The new year sees asset allocators assigning more funds to equities than at any time since February 2011, and investors’ appetite for risk in their portfolios is now at its highest in nine years, while an increasing number judge equities as undervalued - particularly in Europe, the survey shows.

“While the survey reveals pockets of exuberance, undemanding valuations in Europe should underpin equities unless earnings growth fails to materialise,” said John Bilton, European investment strategist, BoA Merrill Lynch.

Findings indicate investors have cut cash holdings to 3.8 per cent of all holdings from 4.2 per cent in last month’s findings, marking the most positive reading of this measure of willingness to hold riskier investment assets since April 2011.

Although the US “fiscal cliff” remains to be investors’ largest concern, worry has calmed down, by nearly 20 percentage points in two months. Meanwhile attitudes to China remain positive, with a net 63 per cent anticipating a stronger economy this year. However, 14 per cent of investors view a Chinese “hard landing” as their biggest risk.

An overall total of 254 panellists with $754 billion of assets under management participated in the survey from 4 January to 10 January. A total of 190 managers, managing $586 billion, participated in the global surveys.

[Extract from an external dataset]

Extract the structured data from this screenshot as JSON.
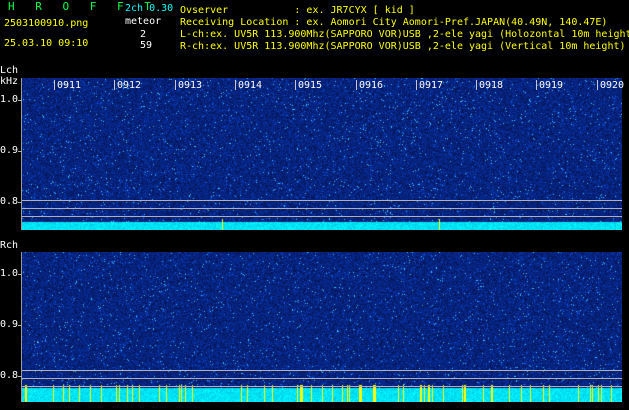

The survey was conducted by BoA Merrill Lynch with the help of market research company TNS.

The European story

The perception of Italy as a potential “tail risk” for Europe has declined sharply, with only 17 per cent of respondents viewing the country as the biggest threat to the “European story”, compared to 26 per cent in December. Investor risk perception of France and Spain has worsened from last month, up to 34 per cent and 29 per cent, respectively.

Although global growth expectations saw a jump this month, European expectations did not follow suit. While a net 8 per cent of panellists expect a stronger European economy this year, almost half (48 per cent) still see the risk of recession as a serious threat.

Rotation toward Japan

With the election of the new Japanese government, the more expansionary policy of the government encouraged fund managers to take a more bullish view of the country. A net 3 per cent of respondents are now overweight Japanese equities - a turnaround from last month’s net 20 per cent who were underweight.

Tread carefully

“There’s a little bit of dislocation creeping in between the global and regional surveys this month around,” John Bilton told journalists at a media briefing about the findings.

Amidst global growth enthusiasm, the survey found that emerging market investors “were reluctant to make big bets at the start of the new year”, with fund managers overweight in only three sectors: consumer discretionary, tech, and financials.

However, Russia, China and Turkey split a three-way tie amongst investors, as the favourite market to start 2013. India also enjoyed an overweight for the first time since 2010.

Meanwhile Brazil fell out of favour, at -21 per cent, and allocations to the country declined to the lowest level on record within the emerging market fund management survey.